Wednesday, April 18, 2012

Dad's Clock Radio

His first clock radio looked a little like this one, but didn't have quite as much style. Still, it was better than what the Complete and Total Loser's two older brothers had at the time, which was the late 1960s.
This isn't the model the Loser had as a child, but similar.
On a table by his bed, it worked well for years and the Loser listened to AM radio, the local station everyone listened to, and he knew all the pop songs the other kids did. The best thing was the sleep feature. Imagine. Set it to a time up to an hour by turning a simple plastic knob and you could go to sleep and the radio wouldn't wake you again at some hour in the morning when it would seep into your dreams, waking you in a way that made you feel out of sorts somehow. And you could wake to music. So much sweeter than an electronic buzz.
Decades passed and with them fancier models and then none at all.
When the Loser's parents were declining precipitously and he began to spend his free nights there he bought a new clock radio. He considered the purchase with some care. You need a digital tuner these days if you're listening to FM radio in a big city. Anything else will drift. The Loser splurged and went with a Sony Dream Machine instead of the cheap ones you see in drug stores. He paid $50 for it, but they're available for less if you shop around.

sony clock radio
This is the radio the Loser bought for himself and later gave to his father.
Sony's day as the leader in electronics is over for now, but they still make good products and this is one of them. It gets a time signal so the time is as accurate as that of a cell phone. It has a temperature reading and it illuminates well, with levels of adjustment. It'd be better if the buttons weren't flush so you could know what you're doing in complete darkness. It has sound features for those who like that kind of thing (the Loser once had fun by turning it to "rain" while it was actually raining) and you can set it to go to sleep at a different volume or even station than the one you wake to. 
His father commented on the radio. This was a little odd to the Loser as it meant that his father, at age 90, was going up to the second floor, into the Loser's room and turning it on. He mentioned several times how good it sounded for something so small. 
The Loser is thick but not entirely stupid.

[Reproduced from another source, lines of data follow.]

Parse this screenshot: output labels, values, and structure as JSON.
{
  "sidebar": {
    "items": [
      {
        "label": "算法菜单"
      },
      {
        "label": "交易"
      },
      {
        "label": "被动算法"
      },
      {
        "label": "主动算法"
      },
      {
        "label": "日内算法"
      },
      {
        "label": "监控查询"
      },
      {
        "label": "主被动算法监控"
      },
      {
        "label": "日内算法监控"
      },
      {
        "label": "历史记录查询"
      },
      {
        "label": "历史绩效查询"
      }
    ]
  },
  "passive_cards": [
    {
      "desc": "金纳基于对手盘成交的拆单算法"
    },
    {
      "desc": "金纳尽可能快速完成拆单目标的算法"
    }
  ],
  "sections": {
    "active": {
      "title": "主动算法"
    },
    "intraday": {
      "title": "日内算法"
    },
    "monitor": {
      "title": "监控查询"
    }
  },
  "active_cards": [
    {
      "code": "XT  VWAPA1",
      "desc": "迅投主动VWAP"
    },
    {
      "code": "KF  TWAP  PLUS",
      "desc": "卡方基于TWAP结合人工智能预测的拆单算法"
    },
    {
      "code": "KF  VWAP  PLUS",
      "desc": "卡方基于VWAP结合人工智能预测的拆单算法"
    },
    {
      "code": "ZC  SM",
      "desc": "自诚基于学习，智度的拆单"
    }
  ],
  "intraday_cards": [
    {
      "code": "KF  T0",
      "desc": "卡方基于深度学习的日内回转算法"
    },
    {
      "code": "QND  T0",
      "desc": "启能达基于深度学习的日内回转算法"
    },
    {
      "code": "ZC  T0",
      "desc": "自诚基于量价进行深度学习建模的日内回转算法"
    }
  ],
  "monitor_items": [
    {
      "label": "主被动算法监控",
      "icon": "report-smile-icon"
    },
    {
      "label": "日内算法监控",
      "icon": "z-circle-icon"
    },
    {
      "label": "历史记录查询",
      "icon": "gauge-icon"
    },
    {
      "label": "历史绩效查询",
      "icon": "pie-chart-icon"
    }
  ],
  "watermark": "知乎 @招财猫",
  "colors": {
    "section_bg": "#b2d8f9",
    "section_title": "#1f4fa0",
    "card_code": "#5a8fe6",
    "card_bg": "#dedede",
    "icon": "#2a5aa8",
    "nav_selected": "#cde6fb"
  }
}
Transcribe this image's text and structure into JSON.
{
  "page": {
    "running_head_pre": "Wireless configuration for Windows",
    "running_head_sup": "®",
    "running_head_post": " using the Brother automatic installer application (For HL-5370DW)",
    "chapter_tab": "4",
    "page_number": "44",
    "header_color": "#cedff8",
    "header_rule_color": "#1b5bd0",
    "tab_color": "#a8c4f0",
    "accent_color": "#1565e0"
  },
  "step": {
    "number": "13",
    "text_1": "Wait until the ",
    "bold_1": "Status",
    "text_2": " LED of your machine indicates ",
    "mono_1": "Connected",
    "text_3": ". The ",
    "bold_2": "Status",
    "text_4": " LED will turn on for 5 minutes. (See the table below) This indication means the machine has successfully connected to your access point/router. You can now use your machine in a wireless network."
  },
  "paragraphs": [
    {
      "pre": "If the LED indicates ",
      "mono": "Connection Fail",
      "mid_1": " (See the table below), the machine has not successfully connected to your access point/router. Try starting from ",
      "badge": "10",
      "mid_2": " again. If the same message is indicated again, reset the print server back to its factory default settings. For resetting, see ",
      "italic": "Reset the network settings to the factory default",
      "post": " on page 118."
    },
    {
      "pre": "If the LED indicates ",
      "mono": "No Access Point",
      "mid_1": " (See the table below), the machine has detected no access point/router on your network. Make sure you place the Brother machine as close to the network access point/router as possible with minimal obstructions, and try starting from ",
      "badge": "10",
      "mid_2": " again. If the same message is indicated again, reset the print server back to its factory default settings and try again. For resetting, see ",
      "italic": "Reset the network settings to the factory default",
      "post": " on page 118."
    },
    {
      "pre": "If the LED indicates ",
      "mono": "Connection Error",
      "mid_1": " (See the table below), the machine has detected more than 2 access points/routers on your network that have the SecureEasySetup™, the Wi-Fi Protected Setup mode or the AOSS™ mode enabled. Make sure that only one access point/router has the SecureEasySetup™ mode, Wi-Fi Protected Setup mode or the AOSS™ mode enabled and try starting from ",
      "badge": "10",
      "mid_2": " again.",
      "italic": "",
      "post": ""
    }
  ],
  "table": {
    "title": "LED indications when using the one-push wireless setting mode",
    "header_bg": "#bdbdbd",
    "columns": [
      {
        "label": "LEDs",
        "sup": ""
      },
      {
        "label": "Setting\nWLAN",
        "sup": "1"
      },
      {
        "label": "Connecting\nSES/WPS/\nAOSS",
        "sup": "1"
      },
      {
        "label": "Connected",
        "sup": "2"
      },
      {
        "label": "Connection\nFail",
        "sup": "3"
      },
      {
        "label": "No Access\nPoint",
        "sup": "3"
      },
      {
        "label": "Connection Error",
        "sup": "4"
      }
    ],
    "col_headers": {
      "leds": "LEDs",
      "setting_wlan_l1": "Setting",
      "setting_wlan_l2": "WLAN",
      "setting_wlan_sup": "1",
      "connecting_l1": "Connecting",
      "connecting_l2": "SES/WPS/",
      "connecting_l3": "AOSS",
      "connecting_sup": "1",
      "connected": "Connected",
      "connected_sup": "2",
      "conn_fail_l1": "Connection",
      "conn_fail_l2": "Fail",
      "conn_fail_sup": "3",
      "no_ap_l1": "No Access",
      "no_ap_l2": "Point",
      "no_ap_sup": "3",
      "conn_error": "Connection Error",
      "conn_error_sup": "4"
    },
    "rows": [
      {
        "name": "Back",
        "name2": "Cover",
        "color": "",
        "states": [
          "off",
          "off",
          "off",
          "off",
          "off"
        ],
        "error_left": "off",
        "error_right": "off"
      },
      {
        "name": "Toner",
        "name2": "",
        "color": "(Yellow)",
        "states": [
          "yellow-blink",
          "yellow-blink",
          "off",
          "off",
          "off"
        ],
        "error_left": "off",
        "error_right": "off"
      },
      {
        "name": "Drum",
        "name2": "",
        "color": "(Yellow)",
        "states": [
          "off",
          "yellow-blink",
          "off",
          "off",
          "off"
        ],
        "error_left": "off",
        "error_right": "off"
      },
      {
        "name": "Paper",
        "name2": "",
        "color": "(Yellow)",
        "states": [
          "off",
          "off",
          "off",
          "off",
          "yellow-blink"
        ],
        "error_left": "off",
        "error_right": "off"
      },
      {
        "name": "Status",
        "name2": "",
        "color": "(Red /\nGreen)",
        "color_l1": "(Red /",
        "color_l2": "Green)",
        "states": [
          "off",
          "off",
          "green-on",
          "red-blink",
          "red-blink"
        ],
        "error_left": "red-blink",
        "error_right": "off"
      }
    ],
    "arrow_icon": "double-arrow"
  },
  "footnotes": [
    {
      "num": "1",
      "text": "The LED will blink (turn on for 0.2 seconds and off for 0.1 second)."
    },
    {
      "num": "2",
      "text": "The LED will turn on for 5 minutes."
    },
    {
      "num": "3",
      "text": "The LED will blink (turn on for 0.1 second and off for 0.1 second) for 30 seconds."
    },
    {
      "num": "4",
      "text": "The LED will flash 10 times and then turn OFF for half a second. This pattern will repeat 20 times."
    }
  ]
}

After his mother died in October he moved the clock to his father's nightstand and bought a lesser version, still a Sony, for himself. His father was pleased and listened to it constantly. 
Once, when they were talking about it, the Loser's father said he put the radio on, the local public radio station being his only choice, and listened to it until he fell asleep, if he slept. He said the radio kept his mind off his grief. This surprised the Loser for two reasons. One, his father was not the type to analyze his motives and even less the type to share his reasoning with others. Two, the Loser was doing the same thing.
Less than two months later, the Loser's father died. Now, four months later, the radio remains on the nightstand, plugged in but unplayed. The Loser will claim it for himself when he and his brothers sell the house and clear it out.